Abdulla's cousin, Hind, has no desire to get married either. A bookish, yet stylish, woman, she'd like nothing more than to get her master's and work. Whereas most Qatari wives are content with shopping, she wants more from life. Feeling pressure from the family, Abdulla and Hind agree to marry after Hind has spent a year in London working on her degree.
I thoroughly enjoyed the relationship between Hind and Sangita, her classmate turned roommate and best friend. An American of Indian descent, Sangita was raised in a Hindu household. While she's familiar with some of the aspects of Hind's religion, Islam, she's not aware of them all and the author does a great job of highlighting the similarities and differences. With time running out, it's up to Sangita to help Abdulla and Hind figure out how they can, or if they want to, make the marriage work.
I had to laugh at some comments and nod in agreement with others as Rajakumar pokes fun at stereotypes and ideology. For example,
When she arrives for orientation, bang on time, which would have been considered early in Doha, she is the last student there.
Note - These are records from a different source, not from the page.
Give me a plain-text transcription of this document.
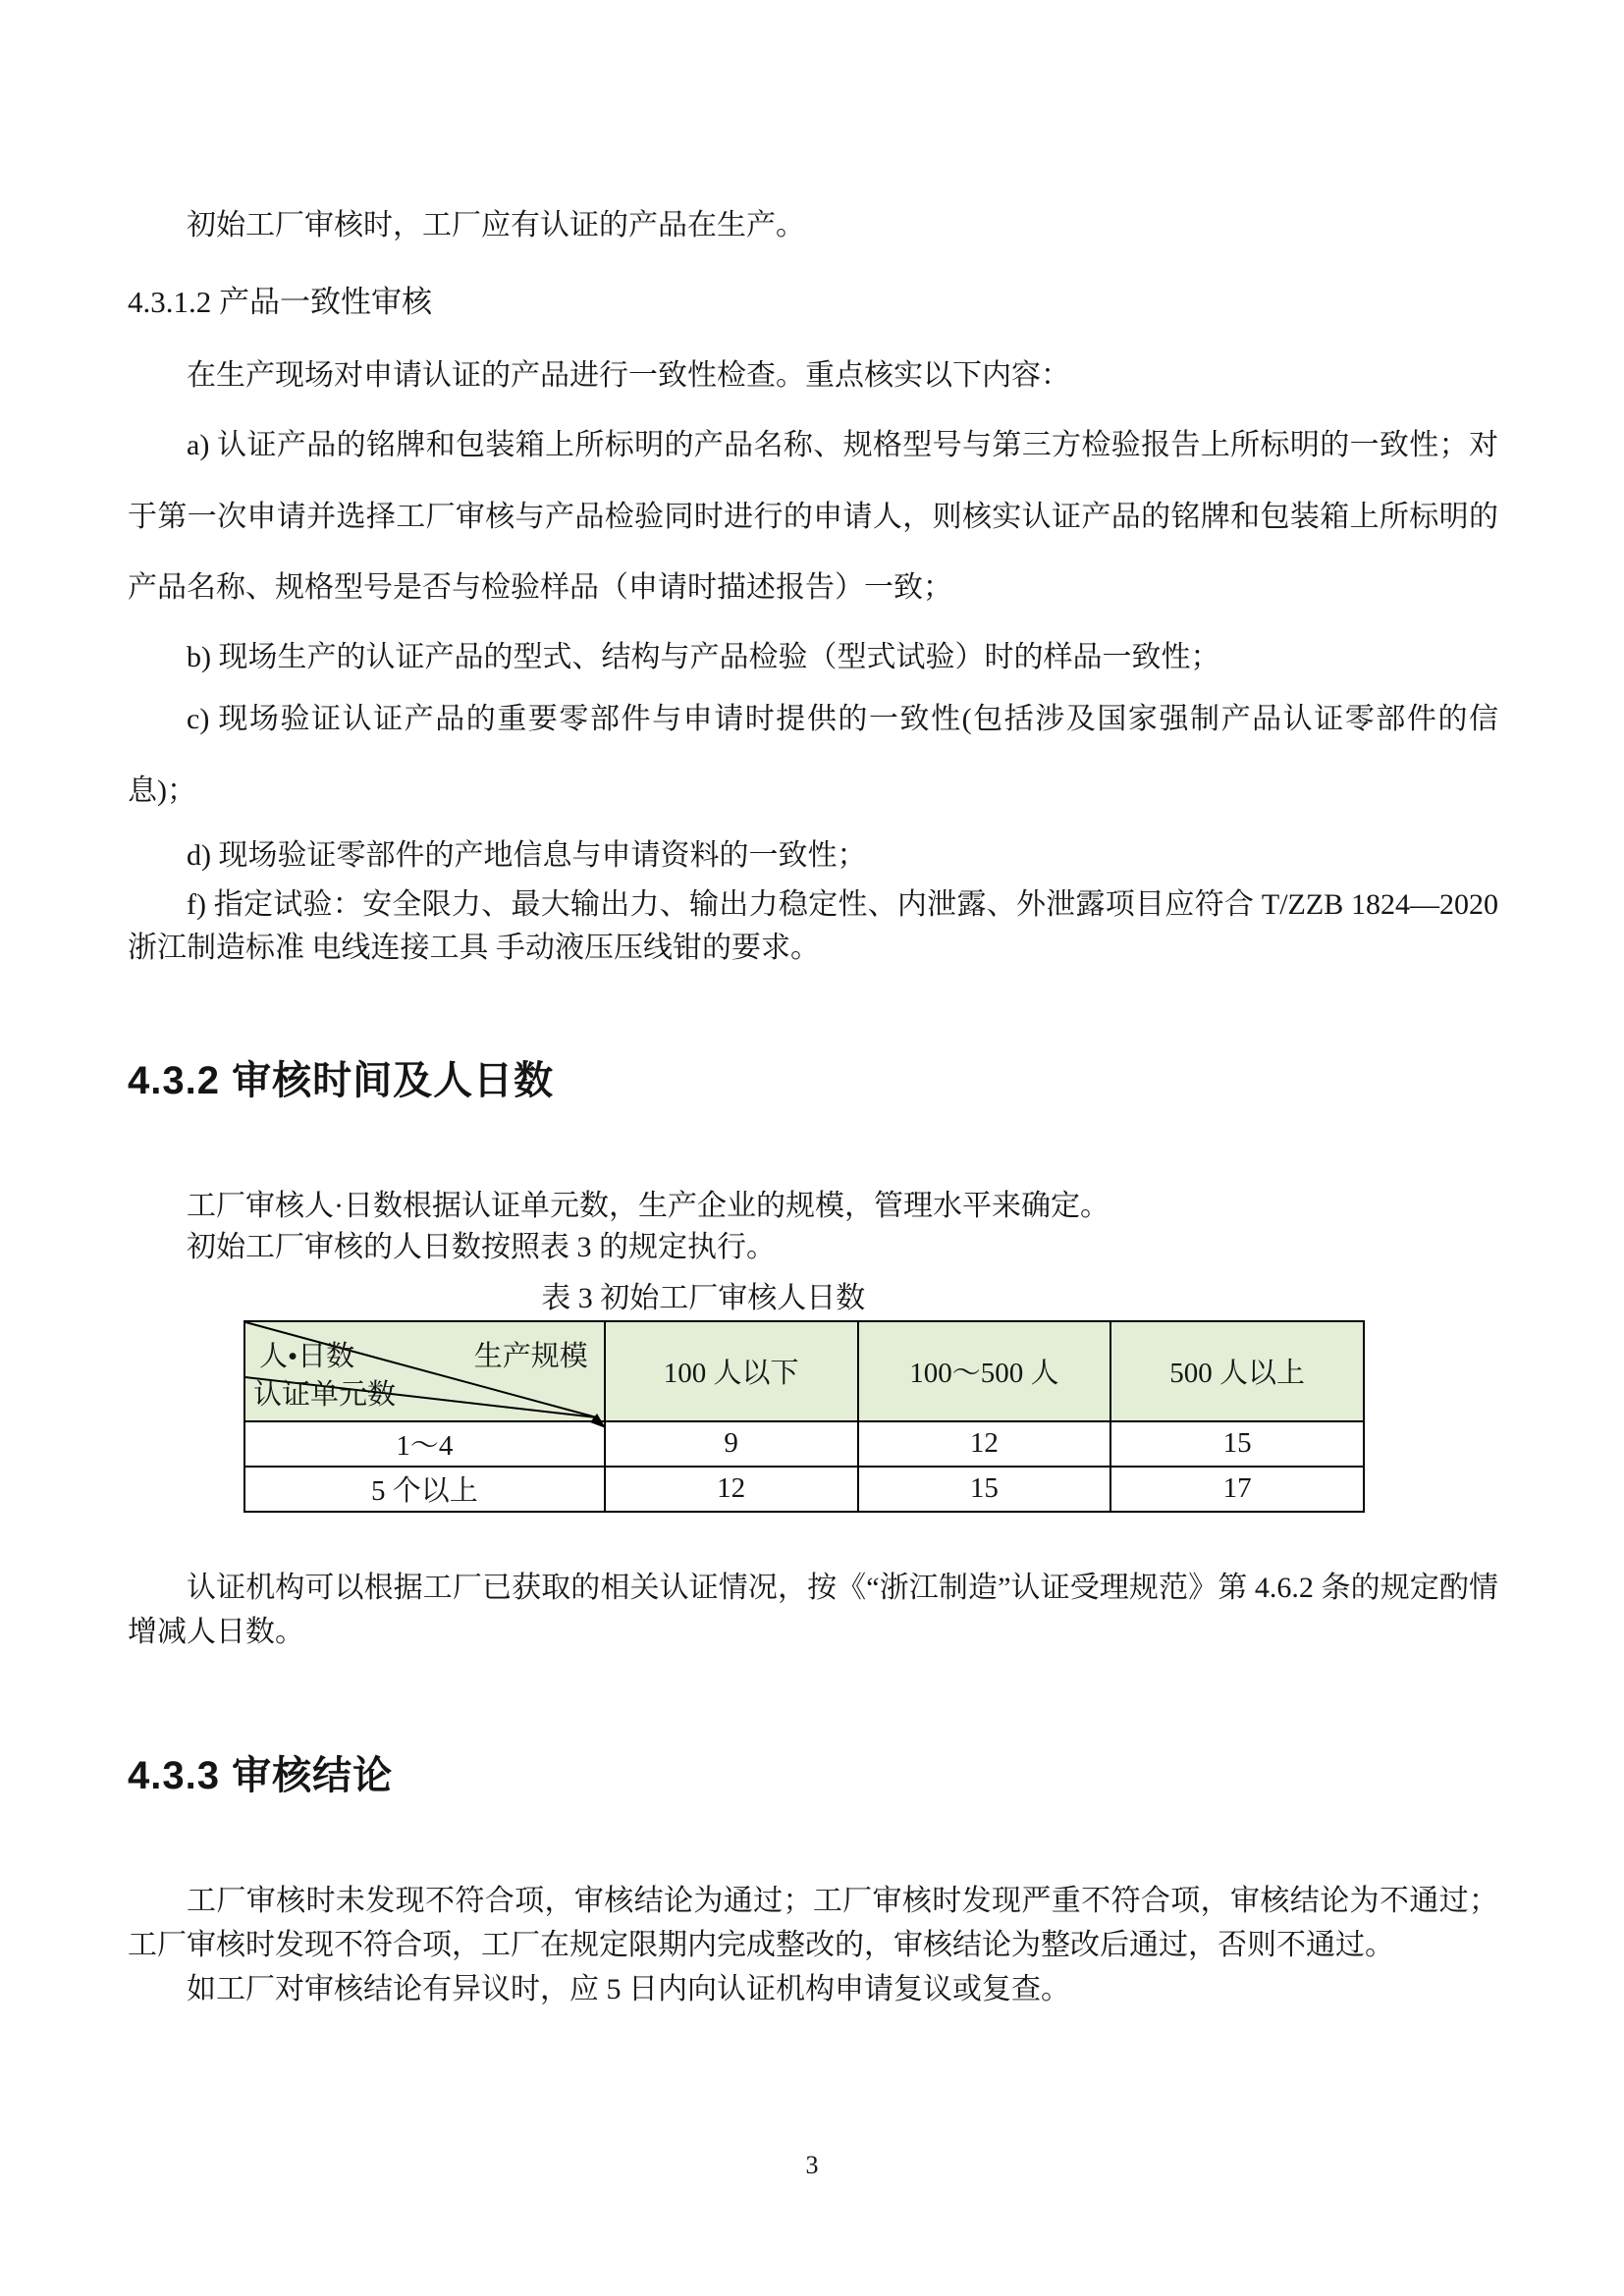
初始工厂审核时，工厂应有认证的产品在生产。

4.3.1.2 产品一致性审核

在生产现场对申请认证的产品进行一致性检查。重点核实以下内容：

a) 认证产品的铭牌和包装箱上所标明的产品名称、规格型号与第三方检验报告上所标明的一致性；对于第一次申请并选择工厂审核与产品检验同时进行的申请人，则核实认证产品的铭牌和包装箱上所标明的产品名称、规格型号是否与检验样品（申请时描述报告）一致；

b) 现场生产的认证产品的型式、结构与产品检验（型式试验）时的样品一致性；

c) 现场验证认证产品的重要零部件与申请时提供的一致性(包括涉及国家强制产品认证零部件的信息)；

d) 现场验证零部件的产地信息与申请资料的一致性；

f) 指定试验：安全限力、最大输出力、输出力稳定性、内泄露、外泄露项目应符合 T/ZZB 1824—2020 浙江制造标准 电线连接工具 手动液压压线钳的要求。

4.3.2 审核时间及人日数

工厂审核人·日数根据认证单元数，生产企业的规模，管理水平来确定。

初始工厂审核的人日数按照表 3 的规定执行。

表 3 初始工厂审核人日数
人•日数 生产规模
认证单元数	100 人以下	100～500 人	500 人以上
1～4	9	12	15
5 个以上	12	15	17

认证机构可以根据工厂已获取的相关认证情况，按《“浙江制造”认证受理规范》第 4.6.2 条的规定酌情增减人日数。

4.3.3 审核结论

工厂审核时未发现不符合项，审核结论为通过；工厂审核时发现严重不符合项，审核结论为不通过；工厂审核时发现不符合项，工厂在规定限期内完成整改的，审核结论为整改后通过，否则不通过。

如工厂对审核结论有异议时，应 5 日内向认证机构申请复议或复查。

3
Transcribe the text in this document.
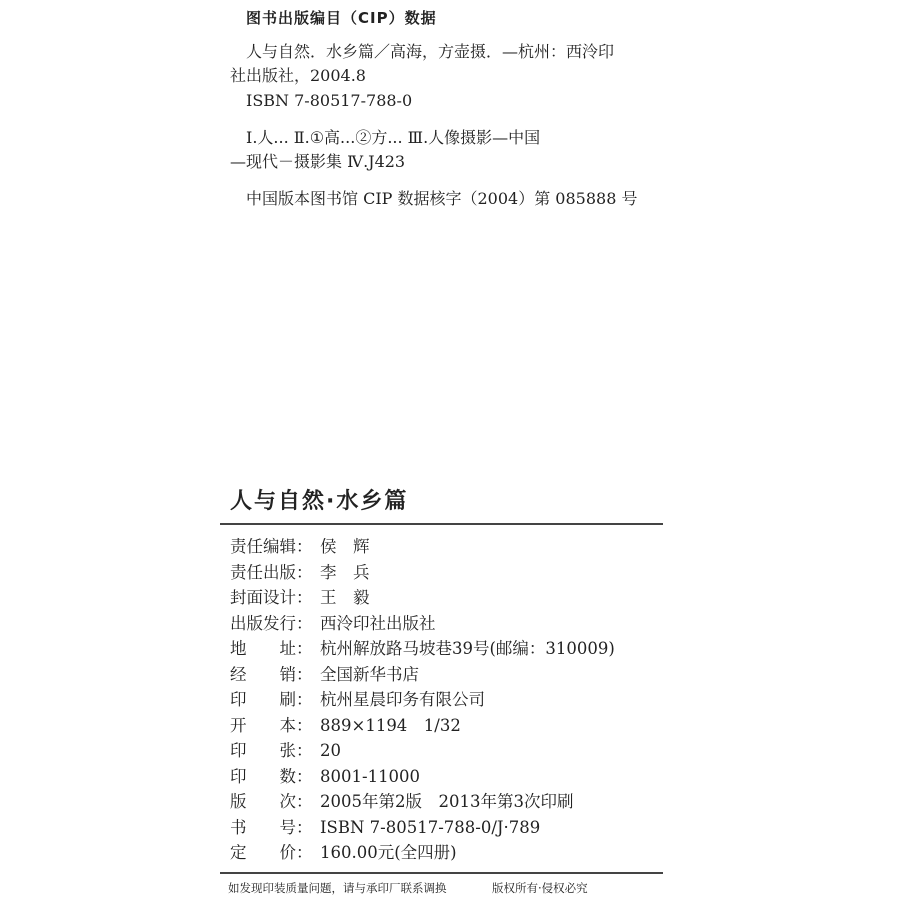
图书出版编目（CIP）数据
人与自然．水乡篇／高海，方壶摄．—杭州：西泠印
社出版社，2004.8
ISBN 7-80517-788-0
Ⅰ.人... Ⅱ.①高...②方... Ⅲ.人像摄影—中国
—现代－摄影集 Ⅳ.J423
中国版本图书馆 CIP 数据核字（2004）第 085888 号
人与自然·水乡篇
责任编辑： 侯　辉
责任出版： 李　兵
封面设计： 王　毅
出版发行： 西泠印社出版社
地　　址： 杭州解放路马坡巷39号(邮编：310009)
经　　销： 全国新华书店
印　　刷： 杭州星晨印务有限公司
开　　本： 889×1194　1/32
印　　张： 20
印　　数： 8001-11000
版　　次： 2005年第2版　2013年第3次印刷
书　　号： ISBN 7-80517-788-0/J·789
定　　价： 160.00元(全四册)
如发现印装质量问题，请与承印厂联系调换	版权所有·侵权必究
So much for trying to avoid the stereotype of being on Arab time.
Growing up in the African American community, there's always been a joke about people that consistently run late being on CP time. CP meaning colored people.
In another instance, Abdulla is called a Paki (short for Pakistani) and Sangita is surprised to see that he doesn't react, only commenting to her that he's Arab, not Asian. To which she responds, in reference to the West,
"They colonize the world and don't even bother to notice that we're different?"
"Brown is brown. Sometimes brown is even black," he says.
While the author doesn't spend a lot of time dwelling on how the Asian or Arab world is perceived by Europeans or Americans, it is interesting to note that the perceptions and stereotypes of people of color can be just as damaging in Europe as they are in America.
This was a short and enjoyable read. At only $ 2.99 (free for Prime members) in the Amazon store, you should definitely check it out if you're looking to broaden your mind.